In the v1 version of metronome, bypass (no upsampling, just re-clocking) doesn't require a reset/power cycle
glt said:
Interesting, did you check that the output was the same as the input after switching on bypass (from on non-bypassed state) without a reset?
It very well may be, I have not tested that case. In any case that would be he same between both versions of the board.
Cheers!
Russ
Good point. No, I didn't check I just notice that there is a slight pause in music going one way (I forget which way). Casual listening didn't seem to show any differences, so I stopped playing with it. I do have an external switch. Perhaps I should reset. Does the reset pin do that (want to avoid power cycle)
Perhaps it is the case that changing the bypass feature doesn't do anything to the operation of the ASRC unless it is reset? So you are changing the state of the jumper, but perhaps it's not altering the ASRCs behaviour?
Hi Russ,
OK, normally the reset pins are disconnected. If I want to reset, I momentarily connect the center pin to the + pin?
thanks.
OK, normally the reset pins are disconnected.

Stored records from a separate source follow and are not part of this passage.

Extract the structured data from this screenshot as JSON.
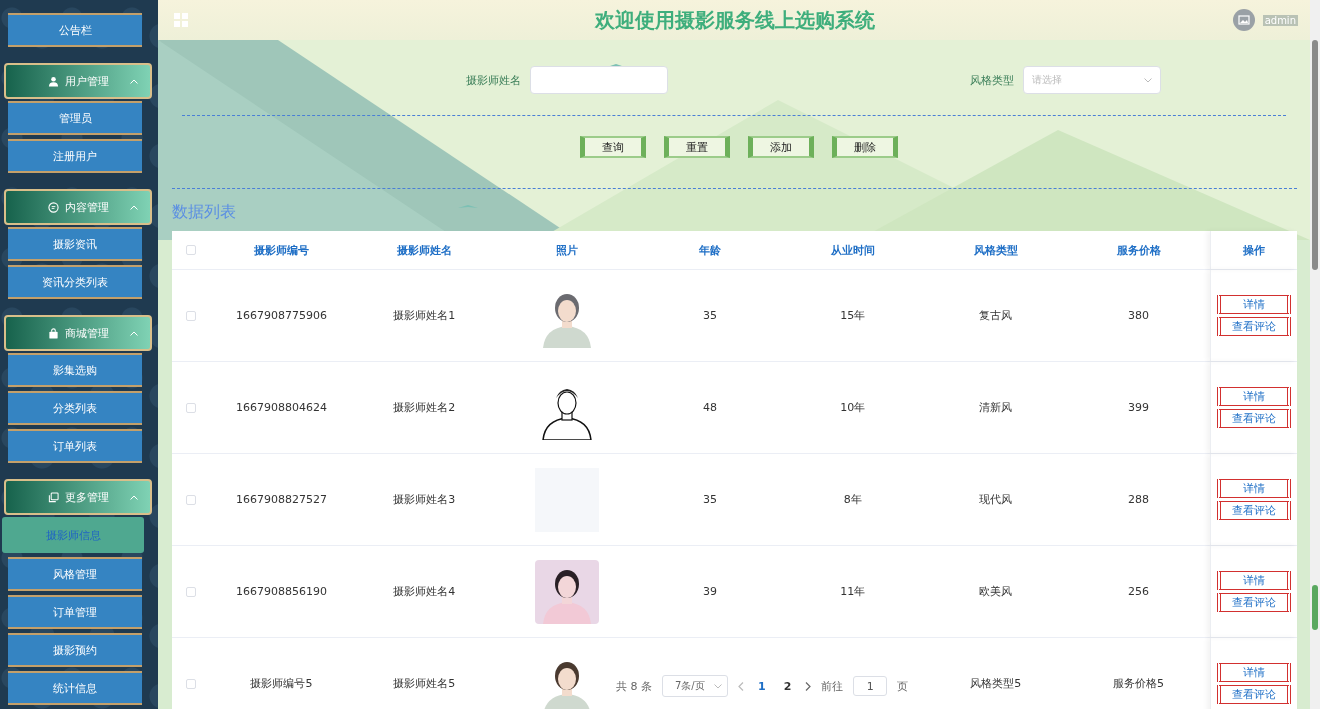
{
  "header": {
    "title": "欢迎使用摄影服务线上选购系统",
    "user": "admin"
  },
  "sidebar": {
    "items": [
      {
        "kind": "item",
        "label": "公告栏",
        "selected": false
      },
      {
        "kind": "group",
        "label": "用户管理",
        "expanded": true
      },
      {
        "kind": "item",
        "label": "管理员",
        "selected": false
      },
      {
        "kind": "item",
        "label": "注册用户",
        "selected": false
      },
      {
        "kind": "group",
        "label": "内容管理",
        "expanded": true
      },
      {
        "kind": "item",
        "label": "摄影资讯",
        "selected": false
      },
      {
        "kind": "item",
        "label": "资讯分类列表",
        "selected": false
      },
      {
        "kind": "group",
        "label": "商城管理",
        "expanded": true
      },
      {
        "kind": "item",
        "label": "影集选购",
        "selected": false
      },
      {
        "kind": "item",
        "label": "分类列表",
        "selected": false
      },
      {
        "kind": "item",
        "label": "订单列表",
        "selected": false
      },
      {
        "kind": "group",
        "label": "更多管理",
        "expanded": true
      },
      {
        "kind": "item",
        "label": "摄影师信息",
        "selected": true
      },
      {
        "kind": "item",
        "label": "风格管理",
        "selected": false
      },
      {
        "kind": "item",
        "label": "订单管理",
        "selected": false
      },
      {
        "kind": "item",
        "label": "摄影预约",
        "selected": false
      },
      {
        "kind": "item",
        "label": "统计信息",
        "selected": false
      }
    ]
  },
  "search": {
    "fields": [
      {
        "kind": "text",
        "label": "摄影师姓名"
      },
      {
        "kind": "select",
        "label": "风格类型",
        "placeholder": "请选择"
      }
    ],
    "buttons": [
      "查询",
      "重置",
      "添加",
      "删除"
    ]
  },
  "section_title": "数据列表",
  "table": {
    "all_checked": false,
    "columns": [
      "摄影师编号",
      "摄影师姓名",
      "照片",
      "年龄",
      "从业时间",
      "风格类型",
      "服务价格",
      "操作"
    ],
    "rows": [
      {
        "checked": false,
        "id": "1667908775906",
        "name": "摄影师姓名1",
        "age": "35",
        "years": "15年",
        "style": "复古风",
        "price": "380",
        "actions": [
          "详情",
          "查看评论"
        ]
      },
      {
        "checked": false,
        "id": "1667908804624",
        "name": "摄影师姓名2",
        "age": "48",
        "years": "10年",
        "style": "清新风",
        "price": "399",
        "actions": [
          "详情",
          "查看评论"
        ]
      },
      {
        "checked": false,
        "id": "1667908827527",
        "name": "摄影师姓名3",
        "photo": {
          "kind": "empty"
        },
        "age": "35",
        "years": "8年",
        "style": "现代风",
        "price": "288",
        "actions": [
          "详情",
          "查看评论"
        ]
      },
      {
        "checked": false,
        "id": "1667908856190",
        "name": "摄影师姓名4",
        "age": "39",
        "years": "11年",
        "style": "欧美风",
        "price": "256",
        "actions": [
          "详情",
          "查看评论"
        ]
      },
      {
        "checked": false,
        "id": "摄影师编号5",
        "name": "摄影师姓名5",
        "style": "风格类型5",
        "price": "服务价格5",
        "actions": [
          "详情",
          "查看评论"
        ]
      }
    ]
  },
  "pagination": {
    "total": "共 8 条",
    "page_size": "7条/页",
    "pages": [
      {
        "label": "1",
        "selected": true
      },
      {
        "label": "2",
        "selected": false
      }
    ],
    "goto_label": "前往",
    "goto_value": "1",
    "goto_suffix": "页"
  }
}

If I want to reset, I momentarily connect the center pin to the + pin?
thanks.
Grounding
Hi,
I am using SPDIF - Metronome - Opus (dual mono) - Ballsie.
When probing around with my DMM, it looks like none of the aluminum spacers on all PCB are grounded to the chassis.

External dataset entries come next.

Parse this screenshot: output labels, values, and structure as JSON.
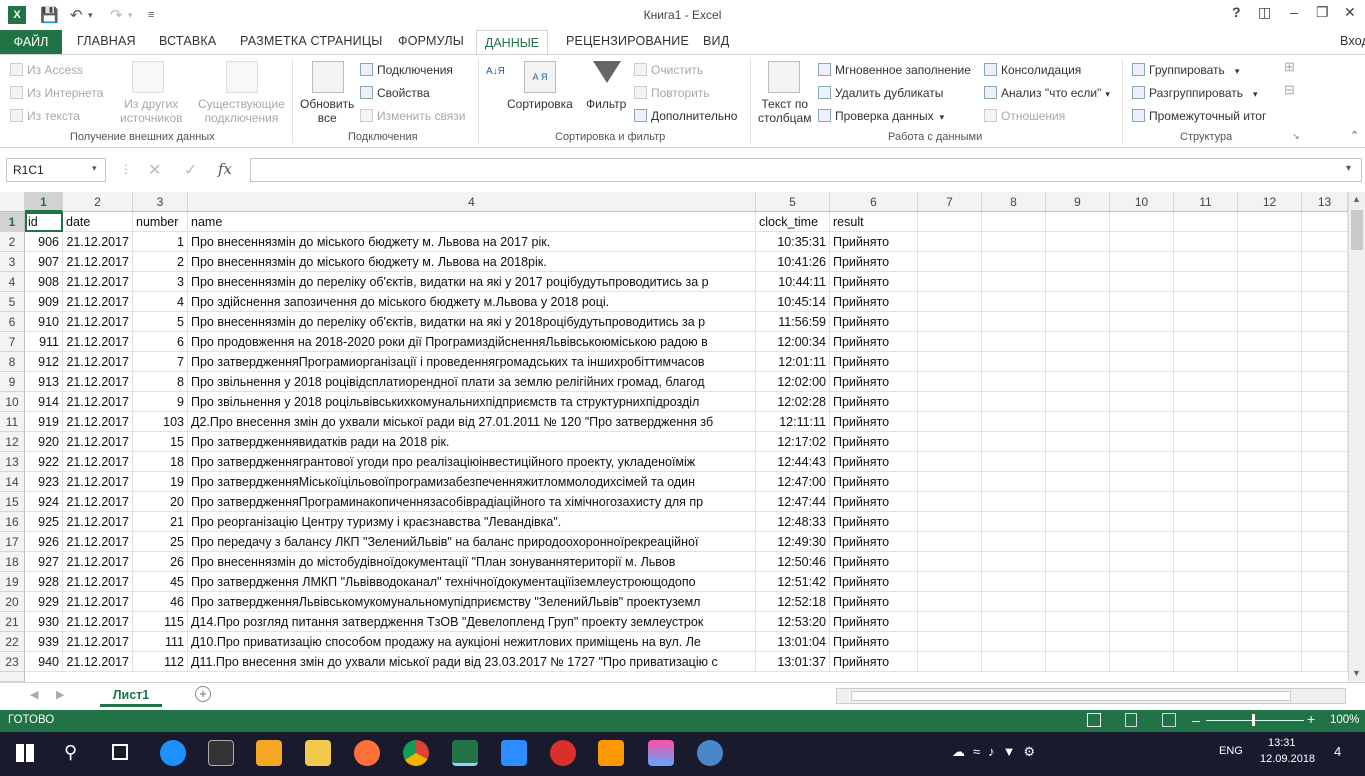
{
  "window": {
    "title": "Книга1 - Excel",
    "help": "?",
    "user": "Вход"
  },
  "tabs": [
    "ФАЙЛ",
    "ГЛАВНАЯ",
    "ВСТАВКА",
    "РАЗМЕТКА СТРАНИЦЫ",
    "ФОРМУЛЫ",
    "ДАННЫЕ",
    "РЕЦЕНЗИРОВАНИЕ",
    "ВИД"
  ],
  "ribbon": {
    "ext": {
      "access": "Из Access",
      "web": "Из Интернета",
      "text": "Из текста",
      "other1": "Из других",
      "other2": "источников",
      "exist1": "Существующие",
      "exist2": "подключения",
      "group": "Получение внешних данных"
    },
    "conn": {
      "refresh1": "Обновить",
      "refresh2": "все",
      "connections": "Подключения",
      "props": "Свойства",
      "editlinks": "Изменить связи",
      "group": "Подключения"
    },
    "sort": {
      "sort": "Сортировка",
      "filter": "Фильтр",
      "clear": "Очистить",
      "reapply": "Повторить",
      "advanced": "Дополнительно",
      "group": "Сортировка и фильтр",
      "az": "А↓Я",
      "azbox": "А Я"
    },
    "tools": {
      "t2c1": "Текст по",
      "t2c2": "столбцам",
      "flash": "Мгновенное заполнение",
      "dups": "Удалить дубликаты",
      "validate": "Проверка данных",
      "consol": "Консолидация",
      "whatif": "Анализ \"что если\"",
      "rel": "Отношения",
      "group": "Работа с данными"
    },
    "outline": {
      "group_btn": "Группировать",
      "ungroup": "Разгруппировать",
      "subtotal": "Промежуточный итог",
      "group": "Структура"
    }
  },
  "formula": {
    "namebox": "R1C1",
    "fx": "fx",
    "value": ""
  },
  "columns": [
    "1",
    "2",
    "3",
    "4",
    "5",
    "6",
    "7",
    "8",
    "9",
    "10",
    "11",
    "12",
    "13"
  ],
  "rows": [
    {
      "n": "1",
      "id": "id",
      "date": "date",
      "number": "number",
      "name": "name",
      "time": "clock_time",
      "result": "result"
    },
    {
      "n": "2",
      "id": "906",
      "date": "21.12.2017",
      "number": "1",
      "name": "Про внесеннязмін до міського бюджету м. Львова на 2017 рік.",
      "time": "10:35:31",
      "result": "Прийнято"
    },
    {
      "n": "3",
      "id": "907",
      "date": "21.12.2017",
      "number": "2",
      "name": "Про внесеннязмін до міського бюджету м. Львова на 2018рік.",
      "time": "10:41:26",
      "result": "Прийнято"
    },
    {
      "n": "4",
      "id": "908",
      "date": "21.12.2017",
      "number": "3",
      "name": "Про внесеннязмін до переліку об'єктів, видатки на які у 2017 роцібудутьпроводитись за р",
      "time": "10:44:11",
      "result": "Прийнято"
    },
    {
      "n": "5",
      "id": "909",
      "date": "21.12.2017",
      "number": "4",
      "name": "Про здійснення запозичення до міського бюджету м.Львова у 2018 році.",
      "time": "10:45:14",
      "result": "Прийнято"
    },
    {
      "n": "6",
      "id": "910",
      "date": "21.12.2017",
      "number": "5",
      "name": "Про внесеннязмін до переліку об'єктів, видатки на які у 2018роцібудутьпроводитись за р",
      "time": "11:56:59",
      "result": "Прийнято"
    },
    {
      "n": "7",
      "id": "911",
      "date": "21.12.2017",
      "number": "6",
      "name": "Про продовження на 2018-2020 роки дії ПрограмиздійсненняЛьвівськоюміською радою в",
      "time": "12:00:34",
      "result": "Прийнято"
    },
    {
      "n": "8",
      "id": "912",
      "date": "21.12.2017",
      "number": "7",
      "name": "Про затвердженняПрограмиорганізації і проведеннягромадських та іншихробіттимчасов",
      "time": "12:01:11",
      "result": "Прийнято"
    },
    {
      "n": "9",
      "id": "913",
      "date": "21.12.2017",
      "number": "8",
      "name": "Про звільнення у 2018 роцівідсплатиорендної плати за землю релігійних громад, благод",
      "time": "12:02:00",
      "result": "Прийнято"
    },
    {
      "n": "10",
      "id": "914",
      "date": "21.12.2017",
      "number": "9",
      "name": "Про звільнення у 2018 роцільвівськихкомунальнихпідприємств та структурнихпідрозділ",
      "time": "12:02:28",
      "result": "Прийнято"
    },
    {
      "n": "11",
      "id": "919",
      "date": "21.12.2017",
      "number": "103",
      "name": "Д2.Про внесення змін до ухвали міської ради від 27.01.2011 № 120 \"Про затвердження зб",
      "time": "12:11:11",
      "result": "Прийнято"
    },
    {
      "n": "12",
      "id": "920",
      "date": "21.12.2017",
      "number": "15",
      "name": "Про затвердженнявидатків ради на 2018 рік.",
      "time": "12:17:02",
      "result": "Прийнято"
    },
    {
      "n": "13",
      "id": "922",
      "date": "21.12.2017",
      "number": "18",
      "name": "Про затвердженнягрантової угоди про реалізаціюінвестиційного проекту, укладеноїміж",
      "time": "12:44:43",
      "result": "Прийнято"
    },
    {
      "n": "14",
      "id": "923",
      "date": "21.12.2017",
      "number": "19",
      "name": "Про затвердженняМіськоїцільовоїпрограмизабезпеченняжитломмолодихсімей та один",
      "time": "12:47:00",
      "result": "Прийнято"
    },
    {
      "n": "15",
      "id": "924",
      "date": "21.12.2017",
      "number": "20",
      "name": "Про затвердженняПрограминакопиченнязасобіврадіаційного та хімічногозахисту для пр",
      "time": "12:47:44",
      "result": "Прийнято"
    },
    {
      "n": "16",
      "id": "925",
      "date": "21.12.2017",
      "number": "21",
      "name": "Про реорганізацію Центру туризму і краєзнавства \"Левандівка\".",
      "time": "12:48:33",
      "result": "Прийнято"
    },
    {
      "n": "17",
      "id": "926",
      "date": "21.12.2017",
      "number": "25",
      "name": "Про передачу з балансу ЛКП \"ЗеленийЛьвів\" на баланс природоохоронноїрекреаційної",
      "time": "12:49:30",
      "result": "Прийнято"
    },
    {
      "n": "18",
      "id": "927",
      "date": "21.12.2017",
      "number": "26",
      "name": "Про внесеннязмін до містобудівноїдокументації \"План зонуваннятериторії м. Львов",
      "time": "12:50:46",
      "result": "Прийнято"
    },
    {
      "n": "19",
      "id": "928",
      "date": "21.12.2017",
      "number": "45",
      "name": "Про затвердження ЛМКП \"Львівводоканал\" технічноїдокументаціїіземлеустроющодопо",
      "time": "12:51:42",
      "result": "Прийнято"
    },
    {
      "n": "20",
      "id": "929",
      "date": "21.12.2017",
      "number": "46",
      "name": "Про затвердженняЛьвівськомукомунальномупідприємству \"ЗеленийЛьвів\" проектуземл",
      "time": "12:52:18",
      "result": "Прийнято"
    },
    {
      "n": "21",
      "id": "930",
      "date": "21.12.2017",
      "number": "115",
      "name": "Д14.Про розгляд питання затвердження ТзОВ \"Девелопленд Груп\" проекту землеустрок",
      "time": "12:53:20",
      "result": "Прийнято"
    },
    {
      "n": "22",
      "id": "939",
      "date": "21.12.2017",
      "number": "111",
      "name": "Д10.Про приватизацію способом продажу на аукціоні нежитлових приміщень на вул. Ле",
      "time": "13:01:04",
      "result": "Прийнято"
    },
    {
      "n": "23",
      "id": "940",
      "date": "21.12.2017",
      "number": "112",
      "name": "Д11.Про внесення змін до ухвали міської ради від 23.03.2017 № 1727 \"Про приватизацію с",
      "time": "13:01:37",
      "result": "Прийнято"
    }
  ],
  "sheet": {
    "tab": "Лист1",
    "add": "+"
  },
  "status": {
    "ready": "ГОТОВО",
    "zoom": "100%"
  },
  "taskbar": {
    "lang": "ENG",
    "time": "13:31",
    "date": "12.09.2018",
    "notif": "4"
  }
}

Is it OK to connect all of the following to the chassis:
1. Analog DC supply ground
2. Digital DC supply ground
3. 120V AC ground (green wire)
4. XLR and RCA output ground from Ballsie (pin #1 XLR)
If it is OK to do this, is there any benefit?
Thanks!
Hi,
I am using SPDIF - Metronome - Opus (dual mono) - Ballsie.

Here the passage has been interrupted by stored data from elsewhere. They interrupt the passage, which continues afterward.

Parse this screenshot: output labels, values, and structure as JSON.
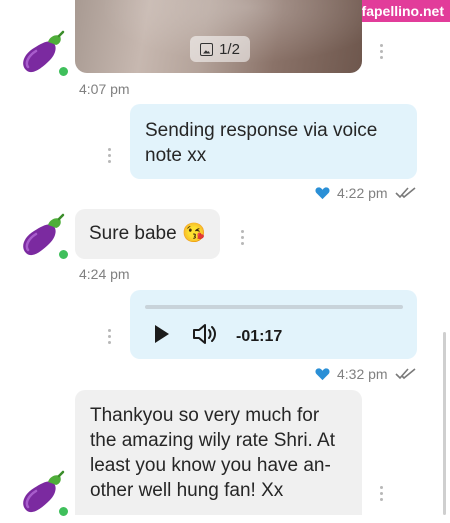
{
  "watermark": "fapellino.net",
  "messages": {
    "photo": {
      "counter": "1/2",
      "time": "4:07 pm"
    },
    "out_text": {
      "text": "Sending response via voice note xx",
      "time": "4:22 pm"
    },
    "in_text": {
      "text": "Sure babe 😘",
      "time": "4:24 pm"
    },
    "audio": {
      "duration": "-01:17",
      "time": "4:32 pm"
    },
    "in_long": {
      "text": "Thankyou so very much for the amazing wily rate Shri. At least you know you have an-other well hung fan! Xx"
    }
  },
  "icons": {
    "avatar": "eggplant-icon",
    "heart": "heart-icon",
    "read": "double-check-icon",
    "menu": "kebab-menu-icon",
    "play": "play-icon",
    "volume": "volume-icon",
    "image": "image-icon"
  },
  "colors": {
    "incoming_bubble": "#f0f0f0",
    "outgoing_bubble": "#e2f3fb",
    "heart": "#2a8fd6",
    "online": "#3fbf5b",
    "watermark_bg": "#e23c9a"
  }
}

When probing around with my DMM, it looks like none of the aluminum spacers on all PCB are grounded to the chassis.
Is it OK to connect all of the following to the chassis:
1. Analog DC supply ground
2. Digital DC supply ground
3. 120V AC ground (green wire)
4. XLR and RCA output ground from Ballsie (pin #1 XLR)
If it is OK to do this, is there any benefit?
Thanks!
has anyone come up with a simple logic circuit that could be used with the OTTO to allow use of a tactile switch and a couple LEDs to switch between the inputs and have a LED status to show which input is selected? this would be very nice 🙂
Re: Grounding
The only ground that I connect to the chassis is the mains GND(earth).
kop89 said:
The only ground that I connect to the chassis is the mains GND(earth).
luvdunhill said:
You can use a circuit like this one I just drew up:
I haven't tested it in this specific application, or with the values in the schematic, but it should work fine.
74HC74 is a D flip-flop, the value of D is copied to Q and inverted at Q-bar on the application of a rising edge at CLK. CLK is generated by the switch and a pulldown resistor, so pressing the button generates a rising edge. Q-bar wraps around to the D input, so each time CLK is triggered, the value toggles. A J-K flop could be used as well with a small adjustment. You can string LEDs directly off the Q and Q-bar outputs with a single current limit resistor (Q and Q-bar are obviously mutually exclusive), just make sure the 7474 chip you choose can source the current. You'd connect Q or Q-bar to drive the relay board.
The value of the capacitor may need to be changed; it counteracts switch bounce (it charges 'instantly' through the switch, but discharges slowly through the resistor, so when pressed it holds the voltage high and allows the switch to bounce for a few ms without the logic value changing). Find the right value by experimentation, or pull out your time constant formulas.
The circuit will start in an indeterminate state. If you don't like that, you'll need to add a power-on reset circuit (resistor and cap) to the preset or clear inputs. If you don't use one, they should be tied to Vcc.
Edit: A cap closer to 1-10uF range is probably more appropriate. 4.7uF would seem to work well, with decay taking approx. 50ms.